Dann, im Mai 2006, brach der EUA-Preis ein – auf weniger als 16 Euro. Nach einer kurzen Erholungsphase im Sommer 2006 blieben die EUA-Futures bei nahezu Null bis zum Ende der Testphase. Emissionsdaten, die im Mai 2008 veröffentlicht wurden, zeigten, dass die EU-Staaten in der ersten Phase EUAs für 6321 Millionen Tonnen CO2 ausgegeben hatten – basierend auf unzuverlässigen Emissionsschätzungen und unter dem Druck verschiedener Industrien. Das überstieg die tatsächlichen Emissionen dieser Periode um sage und schreibe 107 Millionen Tonnen.

Die zweite Phase des Emissionsrechtehandels wird nun durch die globale Rezession gestört, die seit dem vergangenen Jahr die Szene prägt.
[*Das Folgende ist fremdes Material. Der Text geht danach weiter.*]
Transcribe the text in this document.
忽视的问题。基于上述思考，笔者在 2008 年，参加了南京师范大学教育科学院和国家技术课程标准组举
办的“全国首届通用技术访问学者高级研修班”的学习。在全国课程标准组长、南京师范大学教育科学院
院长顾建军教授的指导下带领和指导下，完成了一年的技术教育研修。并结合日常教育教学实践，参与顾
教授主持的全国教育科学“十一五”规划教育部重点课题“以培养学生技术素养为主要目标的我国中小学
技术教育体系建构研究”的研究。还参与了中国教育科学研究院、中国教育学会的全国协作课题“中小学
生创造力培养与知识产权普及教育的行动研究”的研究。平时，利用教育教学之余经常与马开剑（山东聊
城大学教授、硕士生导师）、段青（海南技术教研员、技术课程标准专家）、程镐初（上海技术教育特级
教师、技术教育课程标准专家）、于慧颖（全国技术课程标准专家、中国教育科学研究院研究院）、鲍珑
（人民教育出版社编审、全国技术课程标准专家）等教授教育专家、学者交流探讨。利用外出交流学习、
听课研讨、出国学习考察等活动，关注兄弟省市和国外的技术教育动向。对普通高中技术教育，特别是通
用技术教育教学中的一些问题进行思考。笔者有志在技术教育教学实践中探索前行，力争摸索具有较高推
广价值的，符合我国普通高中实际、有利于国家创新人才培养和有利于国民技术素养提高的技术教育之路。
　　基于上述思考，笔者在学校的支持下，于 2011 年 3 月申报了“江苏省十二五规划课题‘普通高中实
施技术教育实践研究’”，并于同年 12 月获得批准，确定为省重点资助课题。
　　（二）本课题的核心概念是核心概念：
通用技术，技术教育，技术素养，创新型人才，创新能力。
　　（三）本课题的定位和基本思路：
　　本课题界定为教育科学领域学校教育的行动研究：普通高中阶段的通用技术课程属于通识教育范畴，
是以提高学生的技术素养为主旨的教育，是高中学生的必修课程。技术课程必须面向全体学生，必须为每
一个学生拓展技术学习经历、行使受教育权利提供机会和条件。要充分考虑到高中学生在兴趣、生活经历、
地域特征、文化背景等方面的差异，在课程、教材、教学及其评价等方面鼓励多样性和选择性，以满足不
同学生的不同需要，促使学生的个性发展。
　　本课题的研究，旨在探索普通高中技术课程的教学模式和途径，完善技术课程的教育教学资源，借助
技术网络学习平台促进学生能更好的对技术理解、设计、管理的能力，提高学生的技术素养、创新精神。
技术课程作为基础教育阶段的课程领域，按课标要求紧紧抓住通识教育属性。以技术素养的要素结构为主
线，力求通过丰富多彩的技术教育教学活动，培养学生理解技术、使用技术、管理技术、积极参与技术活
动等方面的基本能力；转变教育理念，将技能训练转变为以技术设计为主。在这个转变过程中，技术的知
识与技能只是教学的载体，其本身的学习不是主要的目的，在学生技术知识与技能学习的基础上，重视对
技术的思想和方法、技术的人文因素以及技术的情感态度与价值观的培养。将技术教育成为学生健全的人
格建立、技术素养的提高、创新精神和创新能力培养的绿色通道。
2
Die EU setzt die CO2-Grenze für die Periode zwischen 2008 und 2012 insgesamt 6,5 Prozent niedriger an als bislang in der Testphase. Doch diese Rally war nur von kurzer Dauer. Der EUA-Preis rutschte auf einen Durchschnittswert von nur 11 Euro im ersten Quartal 2009, weil die Industrieproduktion aufgrund der Krise einbrach.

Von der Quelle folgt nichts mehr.